I am very pro-QDM, but I am not confident an AR would allow many bucks to reach 3 1/2 anyway. I am very worried merely passing an AR will result in more negatives than positives.


----------



## Penny (Jun 20, 2008)

Is there a link with the exact wording as how this became law? I saw a few different versions along the way so I'm still a bit confused. I just got back into hunting last year because of my boys and one turns 14 this year. He licensed for his first time last year. I have the 3 years previous exp. to take him that is required but may not be able to prove it since my old licenses were long before the computer age. So can he or can't he license for big game this year? 

Also much as I supported this bill and I may be wrong since I had no need to look at youth archery before but didn't this bill sentence youth archers to blind hunting until they reach 16? Does this mean when my youngest comes of age I too have to be on the ground with him? 

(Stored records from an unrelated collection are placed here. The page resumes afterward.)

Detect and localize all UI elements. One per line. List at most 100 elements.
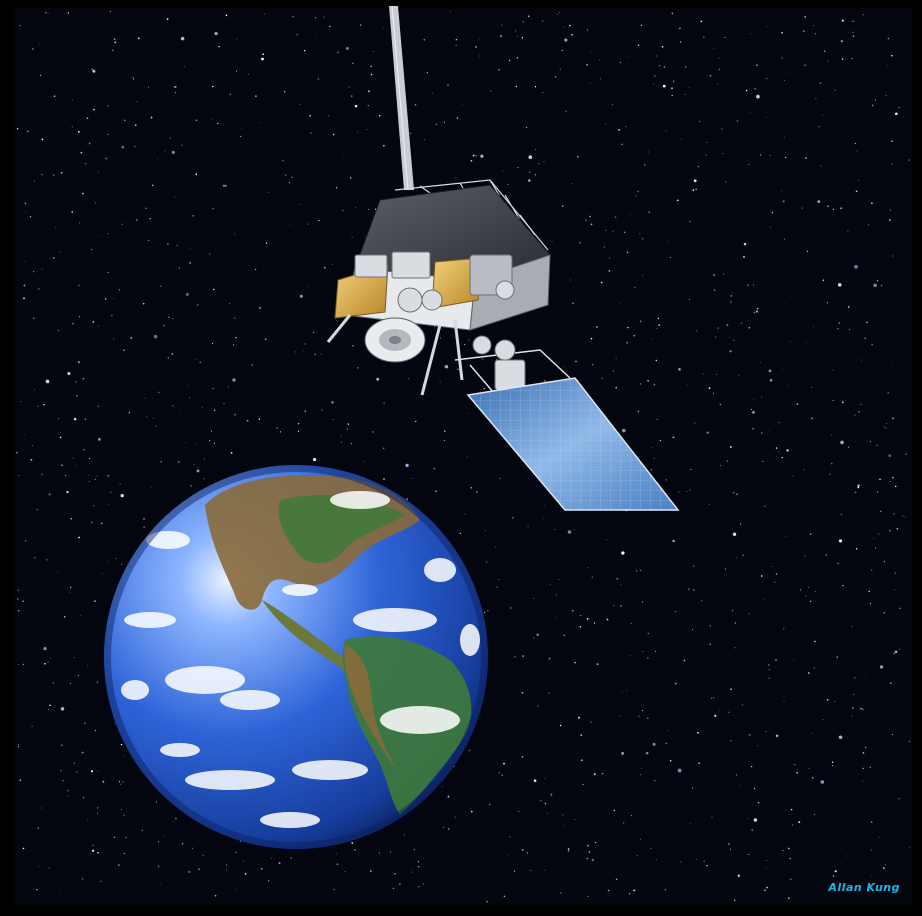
star	[105, 157, 108, 160]
star	[880, 510, 882, 512]
star	[172, 318, 174, 320]
star	[856, 150, 858, 152]
star	[370, 73, 373, 76]
star	[49, 704, 51, 707]
star	[71, 211, 73, 213]
star	[634, 286, 636, 288]
star	[479, 38, 481, 40]
star	[647, 657, 649, 659]
star	[122, 755, 124, 757]
star	[643, 164, 646, 166]
star	[775, 447, 778, 449]
star	[732, 492, 735, 494]
star	[896, 527, 899, 530]
star	[447, 84, 449, 86]
star	[478, 55, 480, 57]
star	[753, 311, 756, 314]
star	[114, 41, 117, 44]
star	[522, 20, 525, 23]
star	[783, 700, 785, 702]
star	[141, 829, 143, 831]
star	[890, 209, 892, 211]
star	[352, 62, 354, 64]
star	[423, 883, 424, 885]
star	[599, 78, 601, 80]
star	[571, 609, 574, 612]
star	[146, 415, 148, 417]
star	[43, 403, 45, 406]
star	[827, 205, 829, 207]
star	[663, 66, 665, 68]
star	[743, 256, 745, 258]
star	[198, 868, 200, 870]
star	[17, 609, 20, 612]
star	[640, 24, 643, 27]
star	[372, 431, 374, 433]
star	[804, 15, 807, 18]
star	[160, 461, 162, 463]
star	[794, 763, 796, 766]
star	[596, 663, 599, 665]
star	[567, 848, 570, 850]
star	[641, 238, 644, 240]
star	[521, 36, 524, 39]
star	[711, 697, 713, 699]
star	[739, 785, 740, 787]
star	[67, 790, 69, 792]
star	[781, 31, 783, 34]
star	[885, 886, 888, 888]
star	[212, 85, 214, 88]
star	[209, 253, 211, 255]
star	[771, 212, 774, 214]
star	[526, 126, 528, 129]
star	[647, 633, 649, 635]
star	[703, 860, 705, 862]
star	[174, 86, 176, 88]
star	[79, 222, 80, 224]
star	[854, 414, 856, 416]
star	[879, 665, 884, 669]
star	[25, 540, 27, 542]
star	[768, 664, 770, 666]
star	[546, 812, 548, 814]
star	[852, 31, 854, 33]
star	[849, 328, 851, 330]
star	[752, 410, 755, 414]
star	[731, 610, 734, 612]
star	[195, 173, 198, 175]
star	[383, 402, 385, 404]
star	[768, 669, 770, 671]
star	[851, 715, 853, 717]
star	[73, 762, 75, 764]
star	[661, 45, 664, 48]
star	[754, 88, 756, 90]
star	[515, 30, 517, 32]
star	[196, 469, 200, 473]
star	[410, 132, 412, 134]
star	[307, 223, 309, 225]
star	[73, 656, 75, 658]
star	[840, 513, 842, 515]
star	[693, 589, 695, 591]
star	[854, 142, 857, 145]
star	[558, 579, 560, 581]
star	[621, 690, 623, 692]
star	[774, 581, 776, 583]
star	[145, 207, 147, 209]
star	[789, 340, 791, 342]
star	[893, 652, 895, 654]
star	[60, 171, 63, 174]
star	[107, 105, 109, 107]
star	[312, 331, 315, 334]
star	[616, 578, 618, 580]
star	[702, 373, 704, 375]
star	[747, 818, 748, 820]
star	[690, 823, 691, 824]
star	[748, 734, 751, 736]
star	[742, 554, 744, 556]
star	[119, 483, 121, 485]
star	[248, 73, 249, 75]
star	[719, 403, 722, 406]
star	[244, 873, 247, 875]
star	[132, 76, 134, 79]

Last but not least, assuming I can take my son out hunting this year what is recommended for a gun. As of now we only own a couple of .22's. I grew up shot gun hunting and they are nice if the family wants to shoot trap or turkey on the other hand a nice riffle would be nice. If you could only buy one what would you buy?


----------



## ///36m (Jul 6, 2005)

I would call up the DEC and as them your specific questions.

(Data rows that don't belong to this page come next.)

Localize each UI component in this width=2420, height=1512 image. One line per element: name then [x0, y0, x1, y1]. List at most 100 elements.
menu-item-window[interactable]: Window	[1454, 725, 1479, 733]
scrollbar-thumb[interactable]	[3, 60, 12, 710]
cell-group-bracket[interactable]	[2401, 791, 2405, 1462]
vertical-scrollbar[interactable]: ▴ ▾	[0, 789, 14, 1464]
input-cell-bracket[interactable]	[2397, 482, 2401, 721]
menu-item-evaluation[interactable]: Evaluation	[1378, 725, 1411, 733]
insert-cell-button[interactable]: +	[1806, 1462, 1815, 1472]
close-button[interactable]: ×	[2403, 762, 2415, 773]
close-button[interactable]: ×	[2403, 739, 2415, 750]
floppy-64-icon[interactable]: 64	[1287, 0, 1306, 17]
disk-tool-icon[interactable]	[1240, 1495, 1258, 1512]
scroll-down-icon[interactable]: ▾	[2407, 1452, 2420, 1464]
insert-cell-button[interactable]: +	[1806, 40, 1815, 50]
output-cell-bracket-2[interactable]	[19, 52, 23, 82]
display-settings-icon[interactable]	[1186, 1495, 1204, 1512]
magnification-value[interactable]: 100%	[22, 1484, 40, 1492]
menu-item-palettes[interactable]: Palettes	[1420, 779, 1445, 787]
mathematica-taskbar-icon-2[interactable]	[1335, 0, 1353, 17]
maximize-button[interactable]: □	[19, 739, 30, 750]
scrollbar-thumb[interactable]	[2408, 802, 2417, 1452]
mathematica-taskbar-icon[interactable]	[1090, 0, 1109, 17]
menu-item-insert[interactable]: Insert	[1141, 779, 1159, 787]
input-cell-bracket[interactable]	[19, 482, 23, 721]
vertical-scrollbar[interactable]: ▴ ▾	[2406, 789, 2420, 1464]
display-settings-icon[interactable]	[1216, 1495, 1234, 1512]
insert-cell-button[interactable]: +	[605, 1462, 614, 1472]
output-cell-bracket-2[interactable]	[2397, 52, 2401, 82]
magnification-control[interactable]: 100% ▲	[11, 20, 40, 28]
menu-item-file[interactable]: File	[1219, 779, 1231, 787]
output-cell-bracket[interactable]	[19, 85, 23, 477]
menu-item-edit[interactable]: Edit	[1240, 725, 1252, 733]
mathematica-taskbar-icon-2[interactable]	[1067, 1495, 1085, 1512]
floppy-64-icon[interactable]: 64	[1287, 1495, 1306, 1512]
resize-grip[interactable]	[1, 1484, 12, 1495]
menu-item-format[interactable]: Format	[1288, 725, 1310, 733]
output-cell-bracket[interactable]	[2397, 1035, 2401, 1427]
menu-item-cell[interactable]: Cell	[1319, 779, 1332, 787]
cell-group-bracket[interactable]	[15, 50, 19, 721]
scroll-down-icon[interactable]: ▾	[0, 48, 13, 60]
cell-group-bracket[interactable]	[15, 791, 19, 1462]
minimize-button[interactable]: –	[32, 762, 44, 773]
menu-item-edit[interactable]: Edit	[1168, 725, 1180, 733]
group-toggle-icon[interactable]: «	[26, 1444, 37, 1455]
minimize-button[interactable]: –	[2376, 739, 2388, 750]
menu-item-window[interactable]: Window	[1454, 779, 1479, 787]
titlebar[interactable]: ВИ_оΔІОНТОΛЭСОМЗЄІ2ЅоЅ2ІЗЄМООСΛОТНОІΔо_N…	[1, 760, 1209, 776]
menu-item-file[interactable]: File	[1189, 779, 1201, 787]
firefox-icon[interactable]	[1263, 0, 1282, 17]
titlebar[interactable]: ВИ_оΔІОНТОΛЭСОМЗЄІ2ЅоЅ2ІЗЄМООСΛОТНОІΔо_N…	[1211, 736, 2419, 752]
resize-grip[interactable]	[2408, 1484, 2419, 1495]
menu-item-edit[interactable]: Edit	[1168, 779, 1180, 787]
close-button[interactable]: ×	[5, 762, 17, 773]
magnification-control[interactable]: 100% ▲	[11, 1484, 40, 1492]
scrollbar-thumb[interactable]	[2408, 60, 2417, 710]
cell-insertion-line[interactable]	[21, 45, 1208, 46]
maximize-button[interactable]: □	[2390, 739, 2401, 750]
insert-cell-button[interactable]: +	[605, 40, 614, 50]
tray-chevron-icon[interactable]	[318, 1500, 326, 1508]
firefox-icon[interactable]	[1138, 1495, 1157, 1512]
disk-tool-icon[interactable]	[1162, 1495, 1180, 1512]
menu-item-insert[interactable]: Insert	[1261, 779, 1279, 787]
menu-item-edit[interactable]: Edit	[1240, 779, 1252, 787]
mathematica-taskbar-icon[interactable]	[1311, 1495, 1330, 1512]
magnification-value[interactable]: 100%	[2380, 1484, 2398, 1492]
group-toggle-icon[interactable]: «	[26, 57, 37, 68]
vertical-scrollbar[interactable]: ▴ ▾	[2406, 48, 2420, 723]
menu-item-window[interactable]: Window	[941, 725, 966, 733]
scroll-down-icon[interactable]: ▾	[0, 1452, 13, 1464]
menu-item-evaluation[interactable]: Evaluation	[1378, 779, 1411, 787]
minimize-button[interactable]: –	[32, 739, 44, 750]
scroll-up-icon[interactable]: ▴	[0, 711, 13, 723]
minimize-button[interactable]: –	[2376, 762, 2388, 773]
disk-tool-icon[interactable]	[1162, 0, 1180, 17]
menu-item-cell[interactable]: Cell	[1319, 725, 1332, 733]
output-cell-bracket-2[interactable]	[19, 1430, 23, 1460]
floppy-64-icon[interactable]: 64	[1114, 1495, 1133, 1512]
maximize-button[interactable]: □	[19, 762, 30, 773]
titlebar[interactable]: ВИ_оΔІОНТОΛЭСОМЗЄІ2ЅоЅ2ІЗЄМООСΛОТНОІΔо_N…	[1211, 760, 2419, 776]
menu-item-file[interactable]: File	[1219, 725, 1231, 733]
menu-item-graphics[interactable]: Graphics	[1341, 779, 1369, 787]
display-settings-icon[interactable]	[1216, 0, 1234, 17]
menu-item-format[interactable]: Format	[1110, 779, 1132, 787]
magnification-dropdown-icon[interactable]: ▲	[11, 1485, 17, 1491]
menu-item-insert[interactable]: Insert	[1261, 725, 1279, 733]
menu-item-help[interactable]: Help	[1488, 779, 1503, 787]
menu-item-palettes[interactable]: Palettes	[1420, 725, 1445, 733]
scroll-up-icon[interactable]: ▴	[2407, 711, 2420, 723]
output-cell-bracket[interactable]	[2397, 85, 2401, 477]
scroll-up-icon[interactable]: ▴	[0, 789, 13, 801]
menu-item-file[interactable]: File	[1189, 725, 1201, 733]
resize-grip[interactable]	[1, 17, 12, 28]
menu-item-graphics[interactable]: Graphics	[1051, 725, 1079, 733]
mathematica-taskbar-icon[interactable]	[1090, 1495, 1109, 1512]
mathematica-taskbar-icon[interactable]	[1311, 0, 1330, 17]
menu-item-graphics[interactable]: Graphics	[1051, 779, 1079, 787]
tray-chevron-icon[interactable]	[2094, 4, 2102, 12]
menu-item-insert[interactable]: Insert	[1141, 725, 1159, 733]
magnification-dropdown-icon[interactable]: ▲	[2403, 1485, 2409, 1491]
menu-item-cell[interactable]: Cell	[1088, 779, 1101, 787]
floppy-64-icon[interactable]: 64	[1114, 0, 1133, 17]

Shotguns are still mandatory in many parts of the southern tier, so it is the all-around option for NY. If I could only purchase one gun for NYS deer hunting it would be a shotgun with a rifled bore.



Penny said:


> Is there a link with the exact wording as how this became law? I saw a few different versions along the way so I'm still a bit confused. I just got back into hunting last year because of my boys and one turns 14 this year. He licensed for his first time last year. I have the 3 years previous exp. to take him that is required but may not be able to prove it since my old licenses were long before the computer age. So can he or can't he license for big game this year?
> 
> Also much as I supported this bill and I may be wrong since I had no need to look at youth archery before but didn't this bill sentence youth archers to blind hunting until they reach 16? Does this mean when my youngest comes of age I too have to be on the ground with him?
> 
> Last but not least, assuming I can take my son out hunting this year what is recommended for a gun. As of now we only own a couple of .22's. I grew up shot gun hunting and they are nice if the family wants to shoot trap or turkey on the other hand a nice riffle would be nice. If you could only buy one what would you buy?


----------



## alwayslookin (May 28, 2003)

*I am as pro QDM as anyone*

But I think it is a personal choice.....and not for everyone.

It is for people who are serious about their hunting/management......not a guy who gets a couple of days to hunt per year........those types of hunters are a less significant drain on the resource.

MANDATORY checks/reporting that is more reliably enforced.
A one buck limit.
A 9 day gun season from the Sat preceding Thanksgiving to the Sun. after.

These are the things that would make the biggest difference.

As for the thread (sorry to hijack)........GREAT NEWS........now we work on 12 for bowhunting.


----------



## eurocentric (Aug 4, 2008)

This is good news, I am glad I sent those letters and made calls to our elected officials. I have two sons (3 and 5) that already accompany me on hunts.


----------